Tutt'al più e' si permetteva delle arguzie, onde servir l'estetica in un vassoio d'oro.
Il colonnello sedette al suo posto, presso la corsia del passaggio in mezzo alla platea. Mise a posto per bene la sua gamba di legno, per non noiare nessuno con essa: allogò la sua sciabola in mezzo alle gambe; raccolse al petto il meglio che potè quel po' di moncherino sinistro che gli restava. Perocchè quanto egli era disposto a far parata schernevole del suo uniforme di sergente, altrettanto era riservato nel mettere in mostra le sue ferite. Si rannicchiò, dunque, nel fondo della sua sedia, si fece il più piccino possibile per lasciar passare senza incomodo queglino che venivano a sederglisi accanto. Restavano ancora alcune seggiole vuote in seguito alla sua.
Finiva la sinfonia, il sipario stava per alzarsi, quando un gruppo di giovanotti entrò con strepito parlando ad alta voce e facendo come codazzo ad un uomo dall'aria disinvolta, che li precedeva e cui chiamavano: marchese.
Questo marchese non era altri che il nostro guappo, il quale aveva il suo posto a lato al colonnello. E' passò davanti senza dir nulla, mentre questi si ritirava da parte.

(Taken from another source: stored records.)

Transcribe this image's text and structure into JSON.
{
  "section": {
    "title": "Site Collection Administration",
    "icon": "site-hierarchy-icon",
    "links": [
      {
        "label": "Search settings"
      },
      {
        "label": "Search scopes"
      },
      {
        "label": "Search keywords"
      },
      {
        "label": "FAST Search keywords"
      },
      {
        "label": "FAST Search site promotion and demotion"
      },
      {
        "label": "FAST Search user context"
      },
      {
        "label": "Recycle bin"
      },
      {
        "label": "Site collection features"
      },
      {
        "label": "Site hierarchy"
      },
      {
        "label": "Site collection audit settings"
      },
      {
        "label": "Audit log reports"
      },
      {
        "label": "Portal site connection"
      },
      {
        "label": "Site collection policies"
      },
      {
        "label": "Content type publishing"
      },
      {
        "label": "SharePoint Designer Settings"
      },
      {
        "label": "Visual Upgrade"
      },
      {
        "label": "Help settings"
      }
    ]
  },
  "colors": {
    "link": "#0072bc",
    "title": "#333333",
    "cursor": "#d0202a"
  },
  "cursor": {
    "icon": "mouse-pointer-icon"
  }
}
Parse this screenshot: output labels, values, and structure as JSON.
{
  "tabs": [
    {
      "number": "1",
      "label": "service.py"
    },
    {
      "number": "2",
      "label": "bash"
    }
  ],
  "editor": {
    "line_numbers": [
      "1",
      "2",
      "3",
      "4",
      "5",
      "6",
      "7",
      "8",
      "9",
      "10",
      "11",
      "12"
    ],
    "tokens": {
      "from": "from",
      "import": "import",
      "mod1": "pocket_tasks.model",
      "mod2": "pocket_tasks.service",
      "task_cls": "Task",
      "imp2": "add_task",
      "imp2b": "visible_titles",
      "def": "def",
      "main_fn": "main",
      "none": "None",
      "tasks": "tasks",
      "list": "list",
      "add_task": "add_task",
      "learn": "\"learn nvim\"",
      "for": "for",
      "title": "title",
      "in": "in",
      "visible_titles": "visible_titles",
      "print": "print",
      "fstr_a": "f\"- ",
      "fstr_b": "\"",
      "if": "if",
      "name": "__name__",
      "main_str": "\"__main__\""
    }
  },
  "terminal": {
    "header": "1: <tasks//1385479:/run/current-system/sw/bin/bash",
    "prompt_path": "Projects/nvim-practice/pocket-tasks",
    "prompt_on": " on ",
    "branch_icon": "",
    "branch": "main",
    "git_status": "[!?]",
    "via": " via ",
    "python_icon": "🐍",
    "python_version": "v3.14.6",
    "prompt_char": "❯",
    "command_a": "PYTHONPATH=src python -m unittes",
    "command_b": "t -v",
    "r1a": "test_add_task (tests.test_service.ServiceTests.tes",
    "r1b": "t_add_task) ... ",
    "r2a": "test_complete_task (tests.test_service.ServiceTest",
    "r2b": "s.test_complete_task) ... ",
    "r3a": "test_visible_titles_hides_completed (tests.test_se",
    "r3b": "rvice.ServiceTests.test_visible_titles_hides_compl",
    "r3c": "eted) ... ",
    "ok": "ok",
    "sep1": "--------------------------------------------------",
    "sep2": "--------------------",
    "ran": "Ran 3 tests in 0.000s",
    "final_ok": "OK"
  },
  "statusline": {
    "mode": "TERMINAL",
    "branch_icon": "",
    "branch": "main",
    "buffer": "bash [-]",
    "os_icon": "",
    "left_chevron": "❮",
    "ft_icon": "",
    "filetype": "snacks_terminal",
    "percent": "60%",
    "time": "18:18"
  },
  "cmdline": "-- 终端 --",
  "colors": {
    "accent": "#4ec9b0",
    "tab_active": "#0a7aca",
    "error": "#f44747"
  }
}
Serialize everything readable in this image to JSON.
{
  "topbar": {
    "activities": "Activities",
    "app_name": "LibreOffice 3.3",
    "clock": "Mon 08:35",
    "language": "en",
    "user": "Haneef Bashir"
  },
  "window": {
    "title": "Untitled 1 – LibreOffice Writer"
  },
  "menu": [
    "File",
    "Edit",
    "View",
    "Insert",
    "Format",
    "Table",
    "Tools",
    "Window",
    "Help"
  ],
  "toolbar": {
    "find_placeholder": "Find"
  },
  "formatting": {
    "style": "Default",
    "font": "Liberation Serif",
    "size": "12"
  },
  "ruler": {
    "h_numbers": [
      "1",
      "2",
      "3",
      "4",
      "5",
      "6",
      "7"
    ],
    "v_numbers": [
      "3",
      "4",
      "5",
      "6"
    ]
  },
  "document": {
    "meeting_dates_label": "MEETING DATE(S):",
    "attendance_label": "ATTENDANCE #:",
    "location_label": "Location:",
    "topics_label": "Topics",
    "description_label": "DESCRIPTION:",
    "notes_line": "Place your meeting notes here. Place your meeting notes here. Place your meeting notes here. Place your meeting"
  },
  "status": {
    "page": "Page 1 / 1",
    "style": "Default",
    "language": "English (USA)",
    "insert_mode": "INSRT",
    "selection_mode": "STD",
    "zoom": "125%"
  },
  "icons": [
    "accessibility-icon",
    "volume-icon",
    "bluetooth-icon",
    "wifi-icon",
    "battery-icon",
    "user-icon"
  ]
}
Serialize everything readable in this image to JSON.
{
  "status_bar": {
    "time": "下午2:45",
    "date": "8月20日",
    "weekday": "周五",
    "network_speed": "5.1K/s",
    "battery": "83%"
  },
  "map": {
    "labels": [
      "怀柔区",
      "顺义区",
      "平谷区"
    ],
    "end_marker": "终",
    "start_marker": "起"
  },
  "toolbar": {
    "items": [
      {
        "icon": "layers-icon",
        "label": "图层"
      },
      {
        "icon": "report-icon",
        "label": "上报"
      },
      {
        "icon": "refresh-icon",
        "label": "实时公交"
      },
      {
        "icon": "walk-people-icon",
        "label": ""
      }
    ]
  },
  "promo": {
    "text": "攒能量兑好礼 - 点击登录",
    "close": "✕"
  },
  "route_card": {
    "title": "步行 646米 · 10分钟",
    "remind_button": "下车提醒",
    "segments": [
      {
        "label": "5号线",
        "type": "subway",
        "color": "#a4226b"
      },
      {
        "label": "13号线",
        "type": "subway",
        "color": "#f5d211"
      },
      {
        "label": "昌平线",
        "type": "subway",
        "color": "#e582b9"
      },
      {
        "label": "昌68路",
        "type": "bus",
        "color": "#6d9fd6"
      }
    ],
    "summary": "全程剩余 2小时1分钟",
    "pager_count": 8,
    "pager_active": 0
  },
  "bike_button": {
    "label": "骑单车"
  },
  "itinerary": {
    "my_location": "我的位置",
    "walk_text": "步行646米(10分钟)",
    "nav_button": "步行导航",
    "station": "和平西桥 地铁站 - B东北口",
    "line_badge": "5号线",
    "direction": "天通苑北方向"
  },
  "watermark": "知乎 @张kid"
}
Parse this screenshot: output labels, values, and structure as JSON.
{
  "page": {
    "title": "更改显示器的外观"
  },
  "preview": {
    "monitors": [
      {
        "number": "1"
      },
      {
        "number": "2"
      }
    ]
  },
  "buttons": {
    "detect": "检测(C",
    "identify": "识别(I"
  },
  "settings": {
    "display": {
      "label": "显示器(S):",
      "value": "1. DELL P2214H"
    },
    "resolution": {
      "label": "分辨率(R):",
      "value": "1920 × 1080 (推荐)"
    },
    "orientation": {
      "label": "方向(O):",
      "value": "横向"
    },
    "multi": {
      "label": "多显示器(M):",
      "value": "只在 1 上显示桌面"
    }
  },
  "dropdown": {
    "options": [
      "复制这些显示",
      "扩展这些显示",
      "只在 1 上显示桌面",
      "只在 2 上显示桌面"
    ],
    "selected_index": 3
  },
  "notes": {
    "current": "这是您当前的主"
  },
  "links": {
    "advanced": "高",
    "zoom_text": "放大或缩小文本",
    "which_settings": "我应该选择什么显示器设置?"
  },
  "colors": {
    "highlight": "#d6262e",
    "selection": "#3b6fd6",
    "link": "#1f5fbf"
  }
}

- Ti ho forse pigiato un piede, caporale? disse il marchese, fissando lo sguardo sulla gamba di legno.
Il colonnello si aggomitolò più strettamente ancora per lasciar passare gli amici del marchese, senza aprir bocca.
- Mi sembri offeso, veterano, riprese il marchese. Io non te ne voglio, sai. Dammi la tua mano, ecco la mia.
E tese la mano verso il braccio monco del colonnello.